Exhibits include the door to Ferlinghetti’s longtime painting studio, which a friend of his stole from the subsequent tenant. There are several issues of the magazine “City Lights,” a precursor to the City Lights Bookstore that Ferlinghetti would later help open, with poems by Ferlinghetti. There is a case devoted to Allen Ginsberg’s poem “Howl,” which was first put into print by the publishing arm of City Lights Bookstore and whose discussion of homosexuality and drug use led to the obscenity trial largely responsible for the Beat Poets’ notoriety.

The exhibits suggest the wide-ranging influence Ferlinghetti exerted over the city. “He had all these little tendrils into the things he cared about,” said Brandon Loberg, the museum’s art director. 

Loberg remembers seeing Ferlinghetti speak at a community poetry reading before the pandemic, held in the museum’s upstairs. 

Next Stop: City Lights

An old, painted door with handwritten names and notes displayed upright in a gallery, surrounded by framed photographs and documents on white walls.

Around the corner from The Beat Museum is the City Lights bookstore, the perfect place to finish an unofficial Ferlinghetti tour of the city.

The bookstore began in 1953 when Ferlinghetti ran into Peter D. Martin, who had published a couple of his poems, on Columbus Avenue.

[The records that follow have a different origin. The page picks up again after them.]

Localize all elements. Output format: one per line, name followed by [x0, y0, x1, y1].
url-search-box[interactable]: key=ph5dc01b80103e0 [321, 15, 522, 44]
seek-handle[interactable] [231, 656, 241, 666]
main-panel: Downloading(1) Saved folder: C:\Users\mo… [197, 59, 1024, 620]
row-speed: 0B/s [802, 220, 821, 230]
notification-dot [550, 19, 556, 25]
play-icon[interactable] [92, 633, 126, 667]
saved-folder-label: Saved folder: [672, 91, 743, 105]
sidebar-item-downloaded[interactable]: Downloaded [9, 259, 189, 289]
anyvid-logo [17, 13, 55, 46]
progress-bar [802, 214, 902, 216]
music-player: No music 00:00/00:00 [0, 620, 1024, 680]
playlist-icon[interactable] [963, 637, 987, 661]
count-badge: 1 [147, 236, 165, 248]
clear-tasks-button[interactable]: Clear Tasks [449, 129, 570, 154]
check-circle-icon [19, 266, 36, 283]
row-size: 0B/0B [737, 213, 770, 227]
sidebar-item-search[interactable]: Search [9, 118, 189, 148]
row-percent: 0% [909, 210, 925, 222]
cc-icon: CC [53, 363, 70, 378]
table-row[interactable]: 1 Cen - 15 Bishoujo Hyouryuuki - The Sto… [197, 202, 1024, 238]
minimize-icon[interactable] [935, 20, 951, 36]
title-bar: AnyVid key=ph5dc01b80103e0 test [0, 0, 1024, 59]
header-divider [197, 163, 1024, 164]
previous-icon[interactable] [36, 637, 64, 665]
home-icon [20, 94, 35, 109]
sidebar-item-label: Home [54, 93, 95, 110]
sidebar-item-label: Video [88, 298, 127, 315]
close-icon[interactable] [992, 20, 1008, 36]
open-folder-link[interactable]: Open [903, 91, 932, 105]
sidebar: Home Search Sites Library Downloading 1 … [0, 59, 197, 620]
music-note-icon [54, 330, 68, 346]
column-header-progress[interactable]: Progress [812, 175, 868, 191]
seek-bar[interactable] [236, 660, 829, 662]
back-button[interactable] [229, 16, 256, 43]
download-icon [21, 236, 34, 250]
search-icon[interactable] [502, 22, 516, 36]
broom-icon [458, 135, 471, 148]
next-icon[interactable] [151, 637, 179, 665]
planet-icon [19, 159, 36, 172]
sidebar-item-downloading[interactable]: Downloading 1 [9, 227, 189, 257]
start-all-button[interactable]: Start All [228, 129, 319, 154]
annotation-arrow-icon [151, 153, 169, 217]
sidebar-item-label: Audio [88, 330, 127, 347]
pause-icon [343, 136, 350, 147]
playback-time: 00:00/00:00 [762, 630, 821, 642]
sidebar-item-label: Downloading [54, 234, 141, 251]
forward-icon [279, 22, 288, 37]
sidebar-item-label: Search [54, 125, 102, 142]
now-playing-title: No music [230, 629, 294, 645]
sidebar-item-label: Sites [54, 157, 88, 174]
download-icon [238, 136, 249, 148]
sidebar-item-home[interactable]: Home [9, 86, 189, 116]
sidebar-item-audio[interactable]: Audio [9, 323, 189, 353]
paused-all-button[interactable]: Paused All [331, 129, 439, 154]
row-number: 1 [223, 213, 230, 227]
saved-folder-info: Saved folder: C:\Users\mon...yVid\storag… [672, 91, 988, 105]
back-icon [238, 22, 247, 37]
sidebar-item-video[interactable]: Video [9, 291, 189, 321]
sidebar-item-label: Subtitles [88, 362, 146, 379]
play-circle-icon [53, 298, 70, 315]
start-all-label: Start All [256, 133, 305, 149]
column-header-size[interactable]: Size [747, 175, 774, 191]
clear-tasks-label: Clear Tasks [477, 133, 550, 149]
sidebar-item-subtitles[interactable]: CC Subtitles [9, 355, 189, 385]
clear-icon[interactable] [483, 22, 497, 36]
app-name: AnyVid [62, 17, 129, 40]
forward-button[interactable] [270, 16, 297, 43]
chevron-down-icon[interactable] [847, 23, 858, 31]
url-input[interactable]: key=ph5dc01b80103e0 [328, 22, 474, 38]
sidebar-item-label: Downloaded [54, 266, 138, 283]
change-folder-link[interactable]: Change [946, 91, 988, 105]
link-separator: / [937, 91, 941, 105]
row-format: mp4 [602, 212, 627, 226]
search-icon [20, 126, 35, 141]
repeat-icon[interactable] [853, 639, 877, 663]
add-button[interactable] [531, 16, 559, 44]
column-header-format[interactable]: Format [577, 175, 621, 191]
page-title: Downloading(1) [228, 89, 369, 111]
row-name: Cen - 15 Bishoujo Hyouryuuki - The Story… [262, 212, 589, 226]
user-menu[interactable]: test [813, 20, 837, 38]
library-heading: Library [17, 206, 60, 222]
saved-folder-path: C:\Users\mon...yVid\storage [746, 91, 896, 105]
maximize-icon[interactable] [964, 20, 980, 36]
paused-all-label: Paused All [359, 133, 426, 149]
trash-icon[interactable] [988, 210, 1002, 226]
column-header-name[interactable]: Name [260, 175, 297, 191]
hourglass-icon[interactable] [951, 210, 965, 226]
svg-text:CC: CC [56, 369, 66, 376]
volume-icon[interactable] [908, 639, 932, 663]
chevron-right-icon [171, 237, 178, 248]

Martin was looking to open a bookstore, Ferlinghetti chipped in $500, and City Lights was born.

In addition to “Howl,” City Lights published Frank O’Hara’s “Lunch Poems” and many other notable works of the Beat Generation. 

Since Ferlinghetti’s death, City Lights has stayed true to itself. Its chief book seller, Paul Yamazaki, still occupies the post he stepped into in 1982. Ferlinghetti’s presence is evident in many of the photographs that line the walls and his hand-painted signs with decrees like “STASH YOUR SELL-PHONE AND BE HERE NOW,” and “ABANDON ALL DESPAIR YE WHO ENTER HERE.”